Od czerwonego nieładu do Zielonego Ładu
Komentując porażkę Demokratów w USA, Schetyna pisze, że jedynie „mądra polityka, współpraca i program dla wszystkich Polaków mogą prowadzić do zwycięstwa". Wypowiedzi Schetyny bywały niekiedy podobne do wróżb Pytii. Jej przepowiednie, jak wiadomo, były niejasne, dwuznaczne i zagadkowe. Z kontekstu jego wypowiedzi wynika jednak tym razem jasno, że salus Reipublicae widzi on w zwycięstwie Trzaskowskiego i reżimu Tuska/Bodnara. W przeciwieństwie do biurokratów Tuska nie grzeszących ani inteligencją ani biegłością w rządzeniu, Schetyna należy do najstarszej gwardii PO, do jej twórców i znacznie odbija od Tuska i jego pretorianów. Krążący fotos jego uśmiechniętej fizys w towarzystwie Nowackiej i Lubnauer budzi niesmak u wielu, którzy cokolwiek wiedzą o jego pochodzeniu akowskim i patriotycznym. Smutny to obrazek. Schetyna w komitywie z osobami pracującymi nad deprawacją polskich dzieci i karłowaceniem polskiej szkoły. Podobnie jak smutne są nadzieje Schetyny pokładane w coraz bardziej robiącym bokami reżymie Tuska.

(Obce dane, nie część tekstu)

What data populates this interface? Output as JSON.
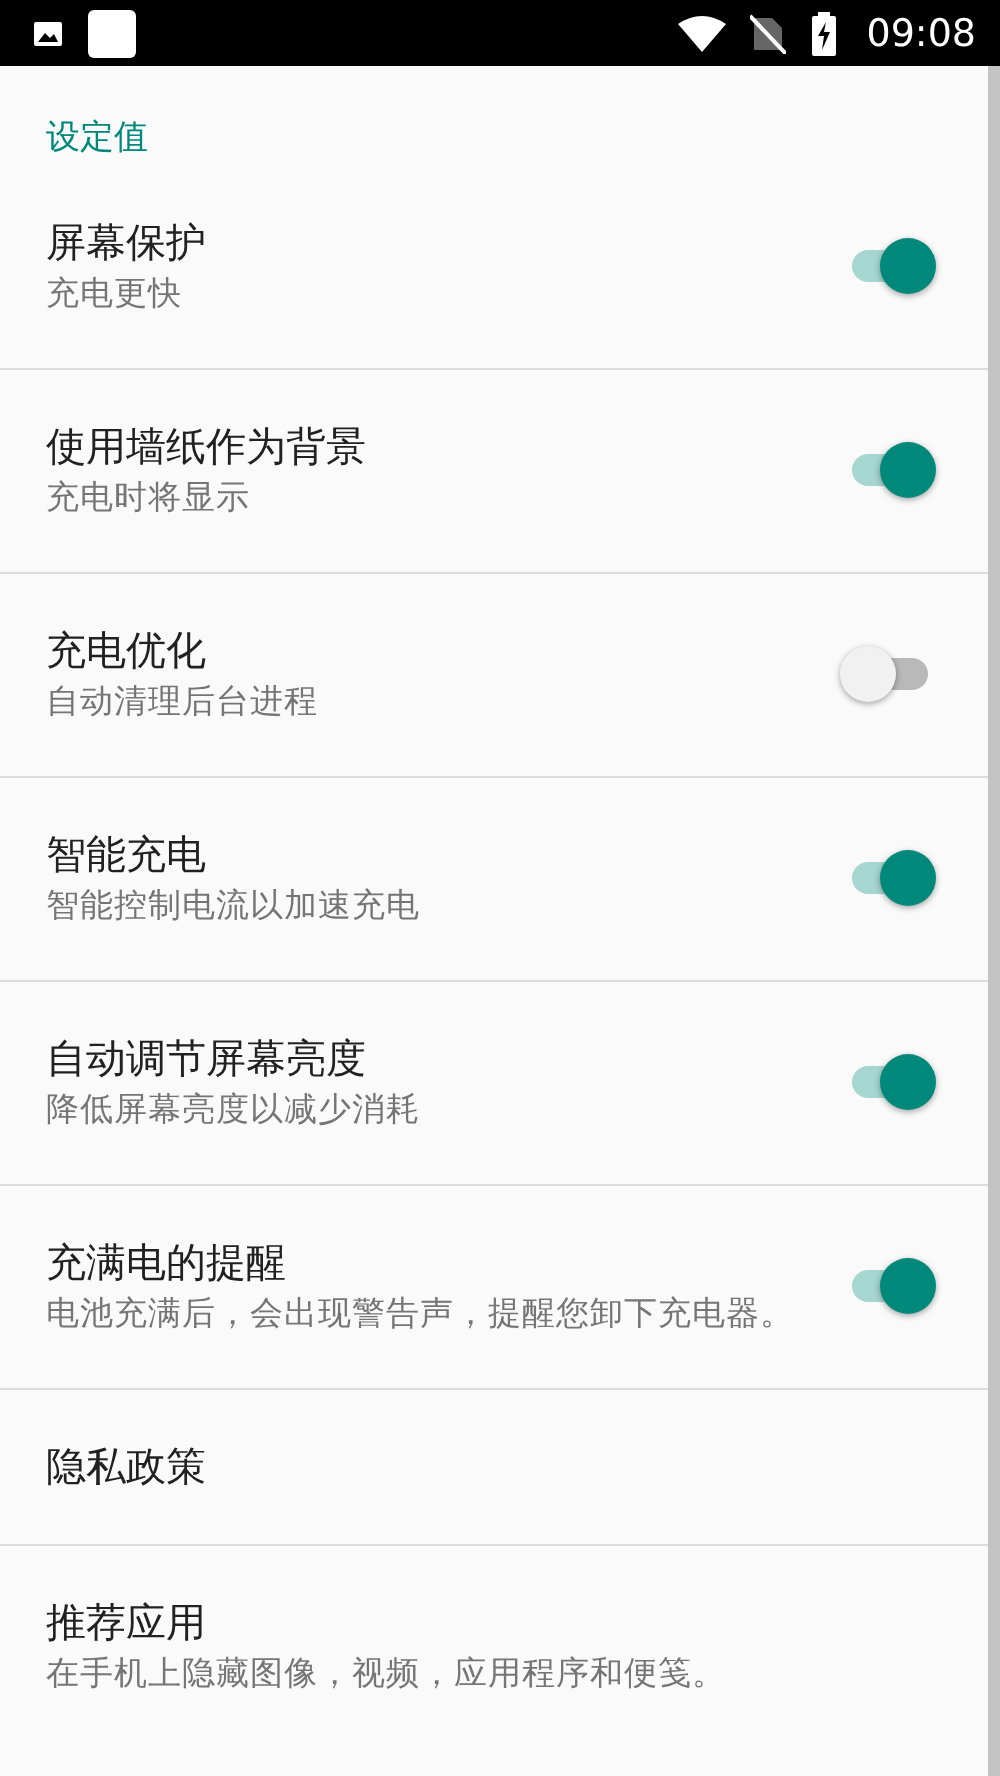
{
  "status_bar": {
    "time": "09:08"
  },
  "section": {
    "title": "设定值"
  },
  "settings": [
    {
      "kind": "switch",
      "title": "屏幕保护",
      "subtitle": "充电更快",
      "on": true
    },
    {
      "kind": "switch",
      "title": "使用墙纸作为背景",
      "subtitle": "充电时将显示",
      "on": true
    },
    {
      "kind": "switch",
      "title": "充电优化",
      "subtitle": "自动清理后台进程",
      "on": false
    },
    {
      "kind": "switch",
      "title": "智能充电",
      "subtitle": "智能控制电流以加速充电",
      "on": true
    },
    {
      "kind": "switch",
      "title": "自动调节屏幕亮度",
      "subtitle": "降低屏幕亮度以减少消耗",
      "on": true
    },
    {
      "kind": "switch",
      "title": "充满电的提醒",
      "subtitle": "电池充满后，会出现警告声，提醒您卸下充电器。",
      "on": true
    },
    {
      "kind": "link",
      "title": "隐私政策"
    },
    {
      "kind": "link",
      "title": "推荐应用",
      "subtitle": "在手机上隐藏图像，视频，应用程序和便笺。"
    }
  ]
}
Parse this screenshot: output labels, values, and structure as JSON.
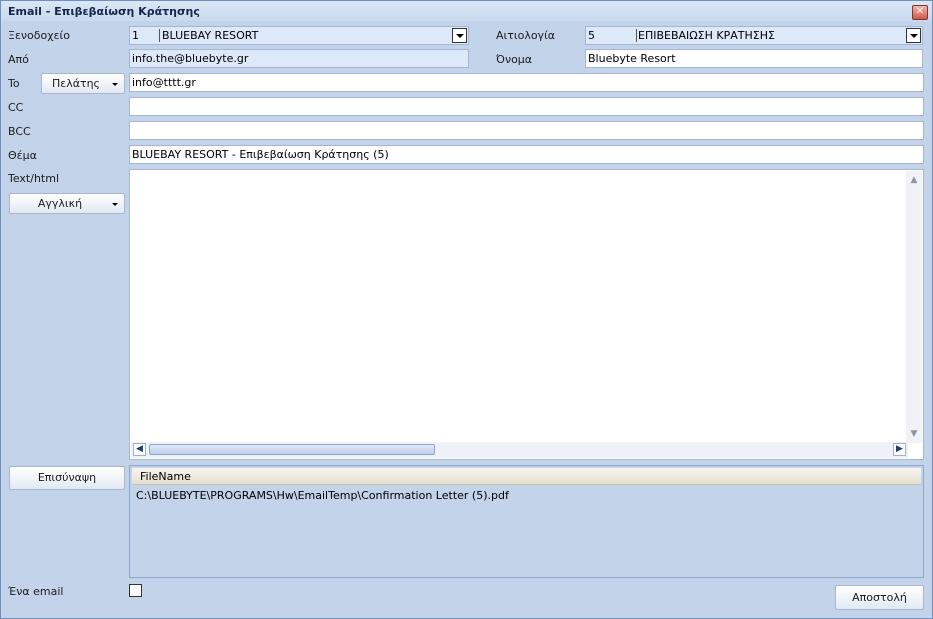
{
  "window": {
    "title": "Email - Επιβεβαίωση Κράτησης"
  },
  "form": {
    "hotel_label": "Ξενοδοχείο",
    "hotel_code": "1",
    "hotel_name": "BLUEBAY RESORT",
    "reason_label": "Αιτιολογία",
    "reason_code": "5",
    "reason_name": "ΕΠΙΒΕΒΑΙΩΣΗ ΚΡΑΤΗΣΗΣ",
    "from_label": "Από",
    "from_value": "info.the@bluebyte.gr",
    "name_label": "Όνομα",
    "name_value": "Bluebyte Resort",
    "to_label": "To",
    "to_type_button": "Πελάτης",
    "to_value": "info@tttt.gr",
    "cc_label": "CC",
    "cc_value": "",
    "bcc_label": "BCC",
    "bcc_value": "",
    "subject_label": "Θέμα",
    "subject_value": "BLUEBAY RESORT - Επιβεβαίωση Κράτησης (5)",
    "body_label": "Text/html",
    "language_button": "Αγγλική",
    "attach_button": "Επισύναψη",
    "attachments_header": "FileName",
    "attachments": [
      "C:\\BLUEBYTE\\PROGRAMS\\Hw\\EmailTemp\\Confirmation Letter (5).pdf"
    ],
    "single_email_label": "Ένα email",
    "single_email_checked": false,
    "send_button": "Αποστολή"
  }
}
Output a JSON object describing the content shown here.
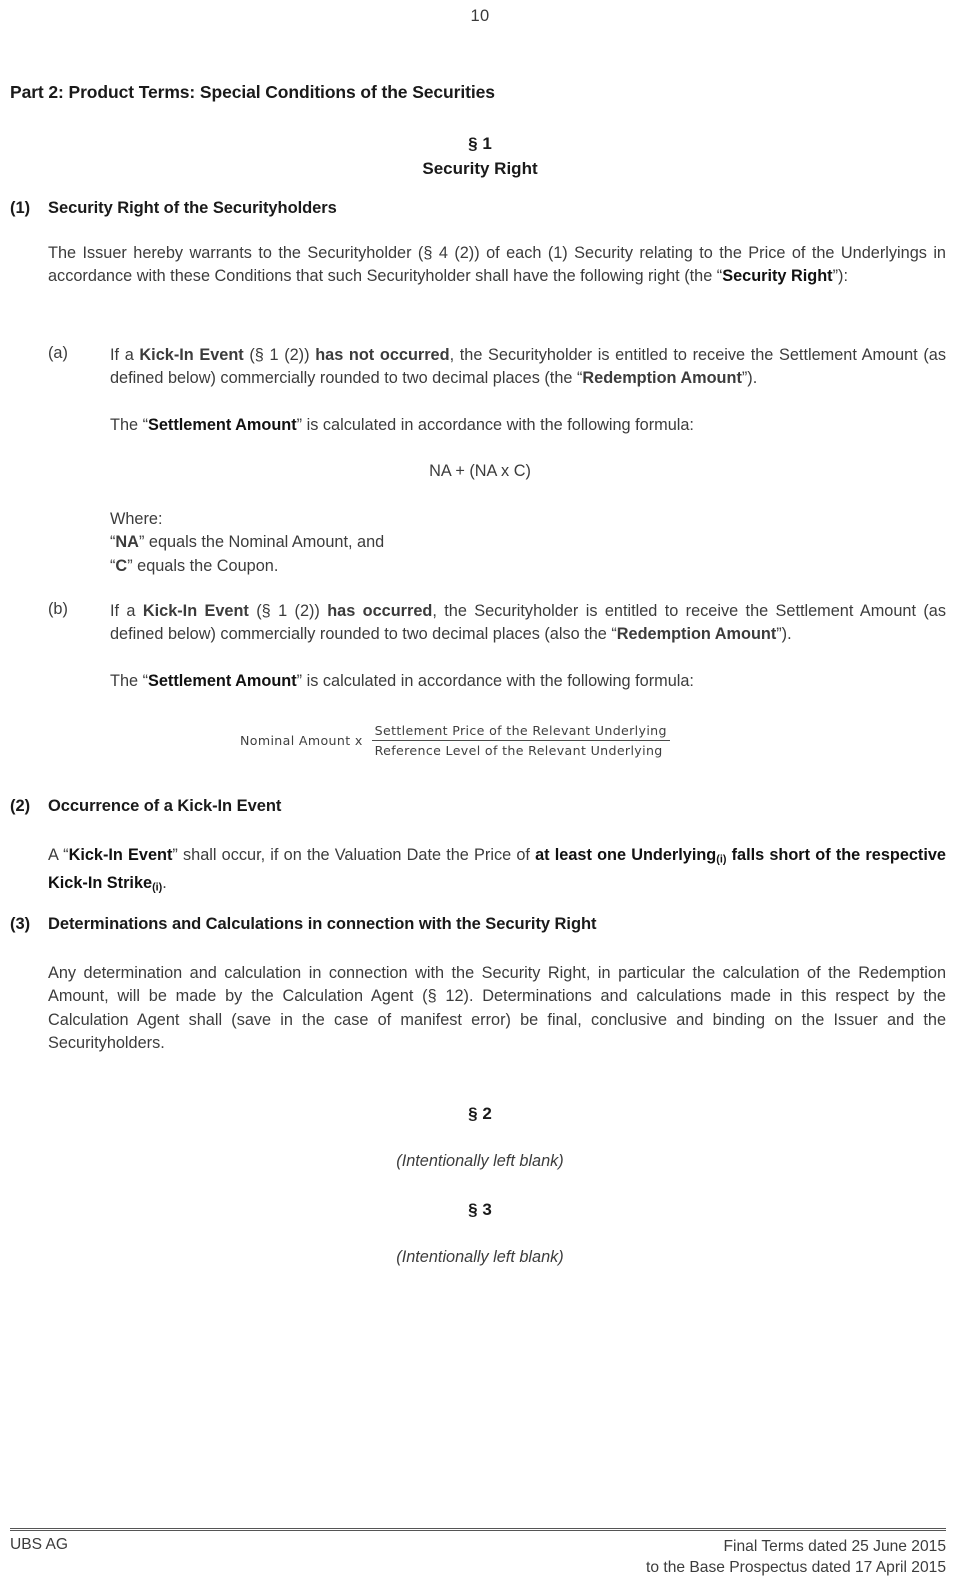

A jest tak dlatego, że żaden to program dla „wszystkich Polaków”, tym mniej „mądra polityka”, gdyż tak o niej mogłaby powiedzieć Frau von der Leyen czy Herr Scholz ewentualnie Mr. Didier Reynders, czyli lewacka wierchuszka Unii Europejskiej i złodziej (nie owijajmy w bawełnę) specjalizujący się przez lata w pouczaniu Polaków o praworządności. Żeby było śmieszniej prezydent Bronisław Komorowski odznaczył w 2015 r. Reyndersa Wielkim Krzyżem Komandorskim z Gwiazdą. Ponoć Krzyż Komandorski otrzymał m.in. za wsparcie przemian demokratycznych w Polsce. W tym samym roku prezydent Andrzej Duda nadał Reyndersowi jeszcze wyższe odznaczenie – Krzyż Wielki Orderu Zasługi Rzeczypospolitej Polskiej. Hitler i Stalin nie dostali tak wysokich odznaczeń tylko dlatego, że Mościski był mniej gramotny niż obaj wymienieni prezydenci. Sprawdziłem i aż mnie zatkało. Otóż Guy Verhofstadt również otrzymał w 2004 roku Krzyż Wielki Orderu Zasługi Rzeczypospolitej Polskiej. Nie znam w magistraturze unijnej polityka, który by bardziej niż on opluwał Polskę i jej szkodził. Teraz przynamniej wiadomo za co dostaje się najwyższe odznaczenia polskie.
Nie biadajmy zatem nad traktowaniem nas w UE jako niedorozwiniętych, wymagających stałego strofowania, uciążliwych petentów, którym nie można dać należnych groszy, bo nie uczą się praworządności, takiej jak ją rozumie europejskie lewactwo, podobnie demokracji, za Tuska już walczącej, czyli żadnej. Taki jest nasz status w UE, a my z wdzięczności odznaczamy tych, który nas mają gdzieś. Jakież to polskie, choć obecnie w wydaniu specjalnym!!??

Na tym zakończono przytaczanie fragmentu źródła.